No one should have to choose between going to work to earn a living and keeping their family healthy and safe. That’s why – along with many of my colleagues in the Maine Legislature – I have not once, not twice, but three times written to our federal delegation, asking Sens. Susan Collins and Angus King, and Reps. Chellie Pingree and Jared Golden, to push the secretary of the Navy and Department of Defense to give BIW and similar private defense contractors the necessary flexibility to protect the health of their workers and the community, and to ensure their workforce is still there after this public health crisis. In response, our federal delegation took up the torch and urged action from the Navy and DOD. The Navy’s own yards, including Portsmouth Naval Shipyard in Kittery, have whittled down their workers on site to those who are absolutely essential and not at-risk. Our federal delegation called for the same measures to be taken at private defense contractors like BIW and Ingalls. The Navy has not responded to our most recent request.
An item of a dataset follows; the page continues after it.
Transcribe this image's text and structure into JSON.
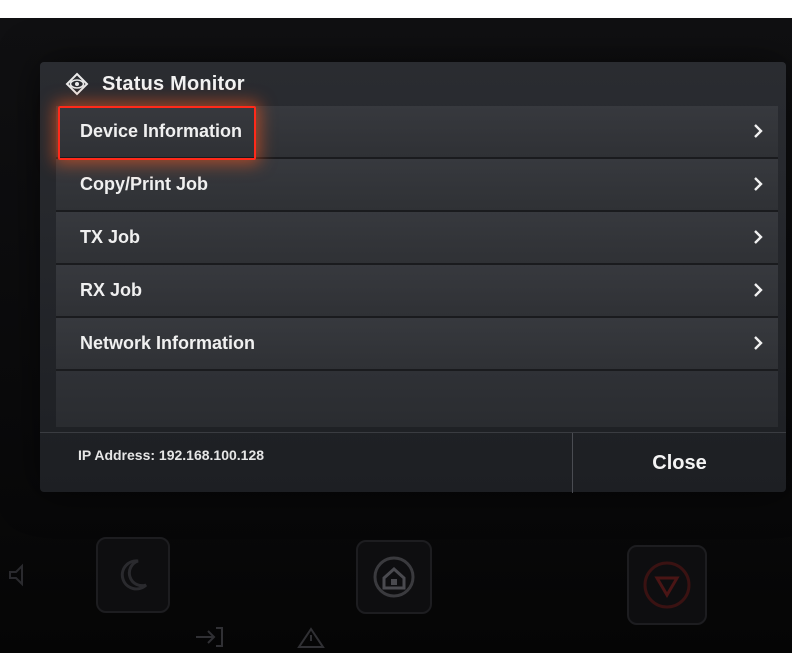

I also wrote along with local delegation members to Dr. Nirav Shah, director of Maine CDC, to inquire what guidance, resources and oversight Maine CDC is providing to BIW as it continues operations. It’s important to make sure BIW workers are safe in their place of work. I have called on BIW to make more information available and continue transparency about what measures it’s taking to sanitize, socially distance and in general protect the health of its people.

I have been closely following the progression of the virus in Maine and reviewing models including the one created by the Institute for Health Metrics and Evaluation, which predicts COVID cases in Maine will peak April 17. Each day that we wait makes it less likely that we will succeed in flattening the curve.

Everyone who believes in BIW and in the talented workers who walk through those gates needs to understand what is at risk if we don’t take action. BIW workers deserve better. The health of our community demands better.